Mr. Jessen paused for a second to spin the photo circle at his Pokéstop before continuing.

“We sincerely hope this will make the recovery process a little easier for the victims of Niantic’s Disease.”

[SATIRE] Fallout Universe Medical Solutions, LLC

(Original Post: June 11, 2016)

The following is an unpaid joke advertisement from Fallout Universe Medical Solutions, LLC. The opinions expressed in this fake advertisement for a fake product will not make sense, and thus most likely do not reflect the opinion of myself or the “Eye of Zatara”:

Things went well for me as a hot-headed youth in the mean streets of the Capitol Wasteland, but as I started getting older, I started to notice the way I dealt with things was changing. Conflicts I was once interested in having, I would start to back away from. Bullies I previously would stand up to, I found myself trying to negotiate with or just avoid. It was like something was missing from who I used to be – like a fire had gone out inside me – and I couldn’t quite get back to the way I used to be.
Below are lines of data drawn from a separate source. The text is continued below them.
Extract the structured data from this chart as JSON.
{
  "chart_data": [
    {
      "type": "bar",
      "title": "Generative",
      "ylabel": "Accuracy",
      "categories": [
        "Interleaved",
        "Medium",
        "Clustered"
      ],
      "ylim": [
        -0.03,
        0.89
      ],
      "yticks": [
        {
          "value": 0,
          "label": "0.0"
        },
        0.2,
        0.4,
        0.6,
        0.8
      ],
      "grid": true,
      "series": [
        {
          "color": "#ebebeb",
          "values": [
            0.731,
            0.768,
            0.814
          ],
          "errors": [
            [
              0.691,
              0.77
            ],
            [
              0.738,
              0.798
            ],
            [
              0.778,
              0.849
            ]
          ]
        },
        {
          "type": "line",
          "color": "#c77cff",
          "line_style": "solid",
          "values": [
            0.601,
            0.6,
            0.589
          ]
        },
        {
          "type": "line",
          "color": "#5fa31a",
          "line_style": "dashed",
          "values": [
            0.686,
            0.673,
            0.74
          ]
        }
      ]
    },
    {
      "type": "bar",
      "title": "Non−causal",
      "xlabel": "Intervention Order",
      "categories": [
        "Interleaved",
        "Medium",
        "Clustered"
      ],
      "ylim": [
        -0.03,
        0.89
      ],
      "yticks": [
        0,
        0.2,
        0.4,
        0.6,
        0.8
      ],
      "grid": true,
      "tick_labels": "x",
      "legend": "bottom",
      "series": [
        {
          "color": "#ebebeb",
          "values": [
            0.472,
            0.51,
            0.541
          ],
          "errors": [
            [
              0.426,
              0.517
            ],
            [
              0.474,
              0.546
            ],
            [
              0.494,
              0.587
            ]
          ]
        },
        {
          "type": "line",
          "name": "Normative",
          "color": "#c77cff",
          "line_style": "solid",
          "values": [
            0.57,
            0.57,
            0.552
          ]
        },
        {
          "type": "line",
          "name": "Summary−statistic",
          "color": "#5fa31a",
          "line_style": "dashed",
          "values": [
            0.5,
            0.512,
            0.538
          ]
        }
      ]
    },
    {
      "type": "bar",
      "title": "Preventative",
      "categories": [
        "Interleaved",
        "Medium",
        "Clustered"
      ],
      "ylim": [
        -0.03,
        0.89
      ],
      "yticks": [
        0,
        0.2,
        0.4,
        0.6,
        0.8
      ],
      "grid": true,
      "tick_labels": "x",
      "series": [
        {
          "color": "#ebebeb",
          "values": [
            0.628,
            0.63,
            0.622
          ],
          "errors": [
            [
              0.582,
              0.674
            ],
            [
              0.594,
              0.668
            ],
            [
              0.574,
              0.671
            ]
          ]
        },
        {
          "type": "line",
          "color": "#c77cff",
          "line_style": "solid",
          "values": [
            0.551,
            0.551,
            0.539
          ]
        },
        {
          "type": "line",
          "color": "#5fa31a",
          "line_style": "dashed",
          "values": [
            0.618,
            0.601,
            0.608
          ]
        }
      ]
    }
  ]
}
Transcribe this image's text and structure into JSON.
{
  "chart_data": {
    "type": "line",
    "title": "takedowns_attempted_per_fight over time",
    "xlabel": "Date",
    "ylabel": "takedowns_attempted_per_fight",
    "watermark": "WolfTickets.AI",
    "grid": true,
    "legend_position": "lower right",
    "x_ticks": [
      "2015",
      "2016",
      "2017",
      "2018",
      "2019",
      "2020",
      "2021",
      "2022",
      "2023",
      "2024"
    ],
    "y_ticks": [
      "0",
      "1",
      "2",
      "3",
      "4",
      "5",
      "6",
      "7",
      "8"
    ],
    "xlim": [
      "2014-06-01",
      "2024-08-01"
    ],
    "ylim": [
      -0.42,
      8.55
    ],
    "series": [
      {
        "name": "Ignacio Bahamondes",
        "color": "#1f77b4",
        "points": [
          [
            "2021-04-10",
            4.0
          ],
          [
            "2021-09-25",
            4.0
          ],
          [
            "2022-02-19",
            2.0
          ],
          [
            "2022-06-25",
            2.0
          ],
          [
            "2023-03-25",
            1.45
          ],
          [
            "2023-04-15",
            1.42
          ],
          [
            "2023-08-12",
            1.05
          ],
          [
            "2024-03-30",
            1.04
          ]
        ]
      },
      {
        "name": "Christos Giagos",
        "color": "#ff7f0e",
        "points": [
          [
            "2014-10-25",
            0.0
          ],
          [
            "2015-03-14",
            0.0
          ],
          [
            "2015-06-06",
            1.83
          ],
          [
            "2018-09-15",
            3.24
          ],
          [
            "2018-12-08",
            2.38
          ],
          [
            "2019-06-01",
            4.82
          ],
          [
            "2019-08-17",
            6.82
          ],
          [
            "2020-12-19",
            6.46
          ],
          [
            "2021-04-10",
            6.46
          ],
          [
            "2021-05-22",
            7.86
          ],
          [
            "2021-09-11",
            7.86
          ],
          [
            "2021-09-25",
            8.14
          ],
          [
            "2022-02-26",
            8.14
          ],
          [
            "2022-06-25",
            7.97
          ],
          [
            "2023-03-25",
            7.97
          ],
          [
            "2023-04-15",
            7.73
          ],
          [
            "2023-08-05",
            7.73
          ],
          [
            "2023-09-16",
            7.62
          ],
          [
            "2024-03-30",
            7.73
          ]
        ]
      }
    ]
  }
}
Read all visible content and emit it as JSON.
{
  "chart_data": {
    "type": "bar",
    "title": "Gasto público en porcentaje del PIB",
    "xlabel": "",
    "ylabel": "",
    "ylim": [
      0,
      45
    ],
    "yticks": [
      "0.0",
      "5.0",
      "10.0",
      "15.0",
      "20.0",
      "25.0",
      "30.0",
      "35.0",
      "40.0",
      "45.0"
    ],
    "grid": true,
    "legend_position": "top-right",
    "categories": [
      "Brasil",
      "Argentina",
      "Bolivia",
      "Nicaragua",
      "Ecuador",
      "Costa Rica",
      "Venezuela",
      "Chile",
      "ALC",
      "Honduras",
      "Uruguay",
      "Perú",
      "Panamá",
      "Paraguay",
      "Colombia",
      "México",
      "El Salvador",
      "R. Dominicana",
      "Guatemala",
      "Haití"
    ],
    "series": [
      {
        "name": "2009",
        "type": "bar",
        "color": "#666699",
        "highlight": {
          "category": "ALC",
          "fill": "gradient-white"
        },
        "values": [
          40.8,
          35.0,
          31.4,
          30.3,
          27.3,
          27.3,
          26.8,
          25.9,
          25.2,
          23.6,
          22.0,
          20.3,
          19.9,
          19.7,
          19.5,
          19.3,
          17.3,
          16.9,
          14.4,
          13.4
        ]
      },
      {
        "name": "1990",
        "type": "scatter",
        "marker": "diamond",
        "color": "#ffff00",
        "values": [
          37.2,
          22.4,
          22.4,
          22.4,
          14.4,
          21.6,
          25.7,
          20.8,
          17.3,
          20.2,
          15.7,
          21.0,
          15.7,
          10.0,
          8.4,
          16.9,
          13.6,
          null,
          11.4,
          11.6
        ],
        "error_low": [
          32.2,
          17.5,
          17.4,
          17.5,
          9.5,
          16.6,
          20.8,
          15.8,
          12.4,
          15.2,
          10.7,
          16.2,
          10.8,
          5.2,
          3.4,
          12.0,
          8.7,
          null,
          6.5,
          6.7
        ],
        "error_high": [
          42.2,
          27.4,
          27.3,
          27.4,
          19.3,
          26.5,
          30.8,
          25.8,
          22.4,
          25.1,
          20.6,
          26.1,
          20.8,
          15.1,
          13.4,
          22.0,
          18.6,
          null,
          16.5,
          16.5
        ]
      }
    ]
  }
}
That’s why I went to my local doctor, and he told me I may have an actual medical condition called “Wastelander Unnecessary Savior Syndrome” or “WUSS”. My doctor told me that my good karma was getting in the way of being the scary Raider warlord I had been in my prime, but he had a solution. That’s when my doctor told me about Psycho.

Psycho is a once daily medication created and tested by American scientists during the Battle of Anchorage to boost combat ability in power-armored soldiers. Psycho has been proven in studies to increase aggressive, territorial behavior in men, women, and Ghouls by suppressing the natural inhibitors used by the brain to repress regressive, animalistic tendencies. 90 out of 100 participants with WUSS examined by the Brotherhood of Steel showed significantly decreased karma within seconds or minutes of being prescribed Psycho, and, of those 90 participants, almost 85% showed a complete remission of WUSS symptoms with continued prescription use.

Side effects of Psycho may include violence, memory loss, shaking, seizures, destruction of property, guilt, forceful ejection from civilized society or imprisonment, and intentional or unintentional injury to nearby Scribes said by the prescribant to have “a stupid look on their face that really makes me mad”.

If you think you might have WUSS symptoms, ask your doctor today if Psycho might be right for you!

Psycho is a trademark of absolutely no one, as it does not currently exist. Opinions expressed in the above parody of an advertisement have not been evaluated by the FDA, and are not certified to diagnose, treat, or in any way affect medical conditions in the real world, only in the fictional Fallout Universe. If you feel you may have symptoms of Wasteland Unnecessary Savior Syndrome, please consult your doctor in addition to a trained clinical psychologist or close personal friend who can pray for you.

This news article from the future is brought to you by “Rob Co.” Rob Co. – “Don’t make us flip the crazy switch on your cleaning robot. We’ll do it. We’re jerks.”